A public repository for a minimal working example in the neutrino flows project
This repository facilitates the steps required the produce and save a fully trained conditional normalising flow for neutrino regression.
- Associated paper: https://arxiv.org/abs/2207.00664
- Built using the pytorch and nflows libraries.
The entire session is configured by the tree yaml files which are found in config/
- data.yaml: Controls the data loading, where to file the files, which variables to use, which scalers to apply etc
- flow.yaml: Controls the configuration of the conditional INN, from the number of layers in the flow to the size of the deep set
- train.yaml: Controls the training set, here one can configure learning rate schedulers, gradient clipping, early stopping etc.
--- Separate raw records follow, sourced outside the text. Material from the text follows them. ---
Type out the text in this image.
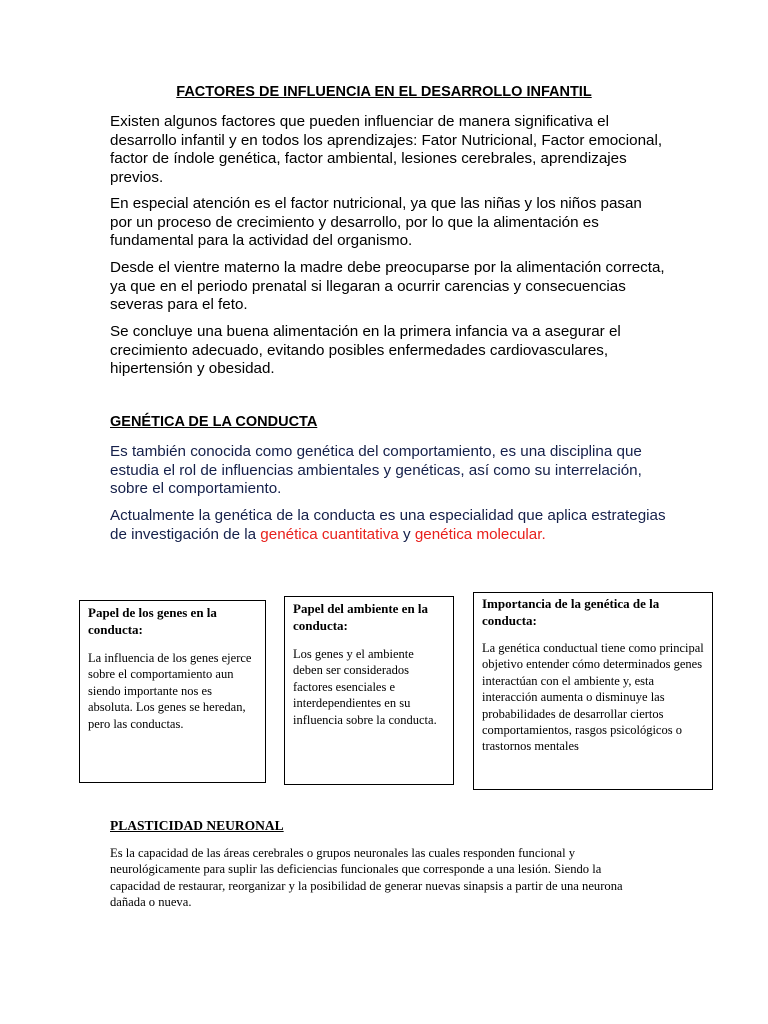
FACTORES DE INFLUENCIA EN EL DESARROLLO INFANTIL

Existen algunos factores que pueden influenciar de manera significativa el desarrollo infantil y en todos los aprendizajes: Fator Nutricional, Factor emocional, factor de índole genética, factor ambiental, lesiones cerebrales, aprendizajes previos.

En especial atención es el factor nutricional, ya que las niñas y los niños pasan por un proceso de crecimiento y desarrollo, por lo que la alimentación es fundamental para la actividad del organismo.

Desde el vientre materno la madre debe preocuparse por la alimentación correcta, ya que en el periodo prenatal si llegaran a ocurrir carencias y consecuencias severas para el feto.

Se concluye una buena alimentación en la primera infancia va a asegurar el crecimiento adecuado, evitando posibles enfermedades cardiovasculares, hipertensión y obesidad.

GENÉTICA DE LA CONDUCTA

Es también conocida como genética del comportamiento, es una disciplina que estudia el rol de influencias ambientales y genéticas, así como su interrelación, sobre el comportamiento.

Actualmente la genética de la conducta es una especialidad que aplica estrategias de investigación de la genética cuantitativa y genética molecular.

Papel de los genes en la conducta:

La influencia de los genes ejerce sobre el comportamiento aun siendo importante nos es absoluta. Los genes se heredan, pero las conductas.

Papel del ambiente en la conducta:

Los genes y el ambiente deben ser considerados factores esenciales e interdependientes en su influencia sobre la conducta.

Importancia de la genética de la conducta:

La genética conductual tiene como principal objetivo entender cómo determinados genes interactúan con el ambiente y, esta interacción aumenta o disminuye las probabilidades de desarrollar ciertos comportamientos, rasgos psicológicos o trastornos mentales

PLASTICIDAD NEURONAL

Es la capacidad de las áreas cerebrales o grupos neuronales las cuales responden funcional y neurológicamente para suplir las deficiencias funcionales que corresponde a una lesión. Siendo la capacidad de restaurar, reorganizar y la posibilidad de generar nuevas sinapsis a partir de una neurona dañada o nueva.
Each of these yaml files essentially define a hierarchy of keyword arguments which are passed to the functions in nureg/. In each of these file there are extensive comments outlining what each option does.
- Setup the environment
- Either use the requirement.txt file to setup the appropriate python packages.
- This project was tested with python 3.9
- Alternatively use the docker build file to create an image which can run the package
- Either use the requirement.txt file to setup the appropriate python packages.
- Download the data
- The datafiles are a bit larger and thus are not stored in this repository
- You can find them on Zenodo:
- doi: 10.5281/zenodo.6782987
- Make sure that the "path" keyword in config/train.yaml points to the downloaded folder
- Specify the save path for the flow
- This is done by setting the "base_kwargs/name" and "base_kwargs/save_dir" in config/flow.yaml
- The code will try and create the directory if it does not exist
- Run the script
- Use simply "python train.py" and watch it go!
The main executable script is train.py and it performs the following steps:
- Loads in the three configuration dictionaries for the session
- Initialises the dataset for training using the data config
- Initialises the flow for training using the flow config and the dimensionality of samples in the dataset
- Creates a save directory for the flow into which it stores:
- Copies of the configs
- Histograms of the raw dataset features
- Preprocessing scalers, which are fit on the dataset
- Histograms of the pre-processed dataset features
- During training this will also be filled with the loss values, model checkpoints, and the "best" model based on lowest validation loss
- Splits the dataset into a training and a holdout validation set
- Initialises a Trainer using the train config, and starts the training session
- The Trainer class performs model fitting via gradient descent
- During this it facilitates moving data to and from the network device, checkpoint saving, early stopping etc.